MADRID – Spanish Prime Minister Pedro Sánchez is running out of ideas and allies to save his socialist party and coalition government as an alleged, “mafia-like” kickback scheme creeps ever closer to his own office. 

Sánchez received a standing ovation this weekend from the party faithful at their party congress in Madrid, where he was unanimously reaffirmed as leader of the Spanish Socialist Workers’ Party, widely known by its acronym, PSOE.

The display of unity was about damage control, as just hours before Sánchez’s close ally, Francisco Salazar, resigned after several women accused him of sexual harassment and abuse of power.

He was due to take up the post of deputy secretary in the party’s organisational secretariat.

Across the city, the opposition Partido Popular (PP) was also holding its own congress, launching a perfectly timed charm offensive to capitalise on Sánchez’s political fragility.

If elections were held today, the PSOE would lose, according to a survey by 40dB for El País.

To make things worse for the socialist prime minister, opposition leader Alberto Núñez Feijóo said on Sunday he would not rule out alliances with the far-right Vox party.

For Sanchez, the weekend congress was an attempt to turn the page by bringing in new blood after the corruption probe engulfing the party forced one key figure after another to step down.

The case began in February 2024 when prosecutors launched an operation to unravel an alleged Covid-era corruption scheme involving bribes connected to mask contracts worth millions.

Along the way, prosecutors uncovered a network of kickbacks, rigged tenders, and influence peddling that may extend into the core of Spain’s ruling party.

The Koldo case

Last year, the anti-corruption prosecutor’s office ordered the Guardia Civil’s top investigative unit to arrest Koldo García, a former advisor to ex-Transport Minister Ábalos, for illicitly granting public awards to private companies in exchange for kickbacks.

That arrest opened the door to a wider probe into Ábalos himself, who was already ousted from government in 2021 but clung to his MP seat in the independent group – protected by parliamentary immunity.

Then came the testimony from businessman Víctor de Aldama, an alleged middleman between companies and government officials. In December 2024, he told the Supreme Court that Sánchez’s right-hand man and PSOE’s number three, Cerdán, played a key role in the kickback scheme.

But the rot, it turned out, was not confined to pandemic procurement. Investigators have since uncovered suspect contracts in the construction industry, revealing rigged public tenders and illicit payments to companies allegedly linked to Koldo, Ábalos, and Cerdán.

Cerdán allegedly received €600,000 kickbacks tied to the improper awarding of public work contracts. One business is also said to have delivered €90,000 in cash directly to PSOE headquarters in Madrid, as reported by Spanish outlet The Objective. 

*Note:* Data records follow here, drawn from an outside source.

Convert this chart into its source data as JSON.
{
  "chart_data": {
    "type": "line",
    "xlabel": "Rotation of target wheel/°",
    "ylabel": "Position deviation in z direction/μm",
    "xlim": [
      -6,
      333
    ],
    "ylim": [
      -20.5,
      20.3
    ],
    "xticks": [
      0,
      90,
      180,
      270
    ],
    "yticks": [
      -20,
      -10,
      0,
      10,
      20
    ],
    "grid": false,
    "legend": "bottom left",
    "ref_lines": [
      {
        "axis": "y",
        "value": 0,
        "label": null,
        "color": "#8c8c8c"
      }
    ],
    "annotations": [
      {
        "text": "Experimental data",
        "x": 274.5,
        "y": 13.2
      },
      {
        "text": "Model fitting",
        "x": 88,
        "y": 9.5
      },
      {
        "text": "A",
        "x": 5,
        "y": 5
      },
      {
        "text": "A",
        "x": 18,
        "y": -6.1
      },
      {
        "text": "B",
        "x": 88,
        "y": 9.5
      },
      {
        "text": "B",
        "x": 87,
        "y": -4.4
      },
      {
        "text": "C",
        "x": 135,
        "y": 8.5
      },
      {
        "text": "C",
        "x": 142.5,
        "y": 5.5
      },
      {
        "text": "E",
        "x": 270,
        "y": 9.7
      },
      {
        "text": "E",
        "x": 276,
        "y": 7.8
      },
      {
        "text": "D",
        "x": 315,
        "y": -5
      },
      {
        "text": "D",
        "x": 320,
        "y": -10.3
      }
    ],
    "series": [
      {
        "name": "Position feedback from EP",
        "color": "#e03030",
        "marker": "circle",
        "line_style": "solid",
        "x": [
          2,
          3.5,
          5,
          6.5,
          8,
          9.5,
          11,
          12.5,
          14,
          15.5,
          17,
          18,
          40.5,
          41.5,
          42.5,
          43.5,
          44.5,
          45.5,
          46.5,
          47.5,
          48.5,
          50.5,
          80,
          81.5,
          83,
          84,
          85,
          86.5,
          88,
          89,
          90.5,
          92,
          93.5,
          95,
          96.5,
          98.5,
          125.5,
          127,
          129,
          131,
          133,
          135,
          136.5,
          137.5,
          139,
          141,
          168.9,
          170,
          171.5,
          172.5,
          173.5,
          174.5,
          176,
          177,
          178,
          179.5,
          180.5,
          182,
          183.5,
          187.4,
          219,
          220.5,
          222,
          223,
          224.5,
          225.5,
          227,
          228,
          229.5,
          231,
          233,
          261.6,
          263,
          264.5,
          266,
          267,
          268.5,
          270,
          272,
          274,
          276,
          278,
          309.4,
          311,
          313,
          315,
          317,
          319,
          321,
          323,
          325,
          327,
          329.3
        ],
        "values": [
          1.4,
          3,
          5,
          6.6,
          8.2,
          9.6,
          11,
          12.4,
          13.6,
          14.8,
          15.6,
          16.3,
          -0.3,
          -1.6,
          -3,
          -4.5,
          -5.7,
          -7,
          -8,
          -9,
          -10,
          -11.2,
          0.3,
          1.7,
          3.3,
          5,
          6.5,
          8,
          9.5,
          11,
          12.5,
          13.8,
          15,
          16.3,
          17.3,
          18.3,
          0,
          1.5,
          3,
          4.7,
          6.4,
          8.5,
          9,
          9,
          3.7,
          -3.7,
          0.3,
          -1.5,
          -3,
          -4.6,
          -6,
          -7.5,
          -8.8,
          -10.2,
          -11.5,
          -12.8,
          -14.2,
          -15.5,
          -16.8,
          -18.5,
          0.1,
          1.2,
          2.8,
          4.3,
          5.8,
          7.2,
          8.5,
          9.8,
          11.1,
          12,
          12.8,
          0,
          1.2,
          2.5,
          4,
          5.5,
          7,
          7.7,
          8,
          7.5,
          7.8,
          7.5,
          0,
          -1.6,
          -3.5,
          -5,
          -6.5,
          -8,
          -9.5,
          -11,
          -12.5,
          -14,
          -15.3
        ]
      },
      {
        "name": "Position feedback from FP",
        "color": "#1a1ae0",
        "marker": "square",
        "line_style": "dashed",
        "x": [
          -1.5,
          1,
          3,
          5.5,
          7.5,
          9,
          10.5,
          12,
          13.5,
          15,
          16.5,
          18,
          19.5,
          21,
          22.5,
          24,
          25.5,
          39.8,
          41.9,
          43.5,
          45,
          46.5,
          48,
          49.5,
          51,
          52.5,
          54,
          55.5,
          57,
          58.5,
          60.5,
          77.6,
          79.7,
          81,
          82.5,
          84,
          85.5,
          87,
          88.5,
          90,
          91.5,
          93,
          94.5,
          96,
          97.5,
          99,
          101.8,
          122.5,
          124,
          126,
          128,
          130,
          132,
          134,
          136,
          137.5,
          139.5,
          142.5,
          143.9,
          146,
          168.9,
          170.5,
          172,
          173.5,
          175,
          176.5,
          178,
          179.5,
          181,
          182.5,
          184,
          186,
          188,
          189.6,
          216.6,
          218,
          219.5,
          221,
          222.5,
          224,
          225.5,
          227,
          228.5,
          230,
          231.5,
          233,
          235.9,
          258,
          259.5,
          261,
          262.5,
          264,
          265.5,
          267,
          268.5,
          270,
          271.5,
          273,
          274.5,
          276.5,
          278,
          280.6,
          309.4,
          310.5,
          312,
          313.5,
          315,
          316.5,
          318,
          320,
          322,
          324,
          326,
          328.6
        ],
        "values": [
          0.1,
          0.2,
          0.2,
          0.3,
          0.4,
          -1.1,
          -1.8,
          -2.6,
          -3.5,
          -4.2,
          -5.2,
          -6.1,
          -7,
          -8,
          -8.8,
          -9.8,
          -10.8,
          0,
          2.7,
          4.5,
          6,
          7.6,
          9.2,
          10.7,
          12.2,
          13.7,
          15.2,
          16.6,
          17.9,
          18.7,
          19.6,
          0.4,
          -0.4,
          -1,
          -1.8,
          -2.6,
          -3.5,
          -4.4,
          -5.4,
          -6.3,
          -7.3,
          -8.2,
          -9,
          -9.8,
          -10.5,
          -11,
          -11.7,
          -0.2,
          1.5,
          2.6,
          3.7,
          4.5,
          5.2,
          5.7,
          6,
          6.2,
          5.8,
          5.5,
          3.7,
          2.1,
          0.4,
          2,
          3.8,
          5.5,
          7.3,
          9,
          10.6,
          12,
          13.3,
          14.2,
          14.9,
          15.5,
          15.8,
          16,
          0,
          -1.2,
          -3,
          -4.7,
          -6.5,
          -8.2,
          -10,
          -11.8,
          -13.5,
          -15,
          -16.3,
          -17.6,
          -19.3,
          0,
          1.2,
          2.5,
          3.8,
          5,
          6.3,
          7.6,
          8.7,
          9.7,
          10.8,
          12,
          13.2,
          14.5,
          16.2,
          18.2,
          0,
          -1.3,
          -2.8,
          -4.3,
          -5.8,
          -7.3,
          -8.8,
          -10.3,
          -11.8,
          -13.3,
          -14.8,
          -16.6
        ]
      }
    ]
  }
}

Adding to the pressure, Aldama has publicly said more audio recordings, which could implicate the prime minister directly, are likely to be released in the future.

Sánchez denies any wrongdoing.

A ‘bombshell’ case

The scandal was brought into the spotlight in June when the bombshell police report of the Koldo case was made public.

Soon after, the Supreme Court judge ordered the preventative detention of Cerdán under charges of “membership of a criminal organisation, influence peddling and bribery.”

“It has been a bombshell, nobody expected this dimension, nobody expected that PSOE number three could be involved in a corruption plot,” a PSOE spokesperson told Euractiv, adding the socialist party felt “used” by Cerdán.

More police reports are expected in July and Koldo and Ábalos are regularly being summoned to testify in court, El Confidencial reported.

Tensions inside PSOE have only deepened since Ábalos last week signalled his willingness to negotiate with prosecutors. Ábalos might expose the full scheme to avoid prison, potentially implicating sitting cabinet members and even Sánchez himself.

The question gripping Spain’s political class is no longer just whether Sánchez can save his party, but whether he can save himself.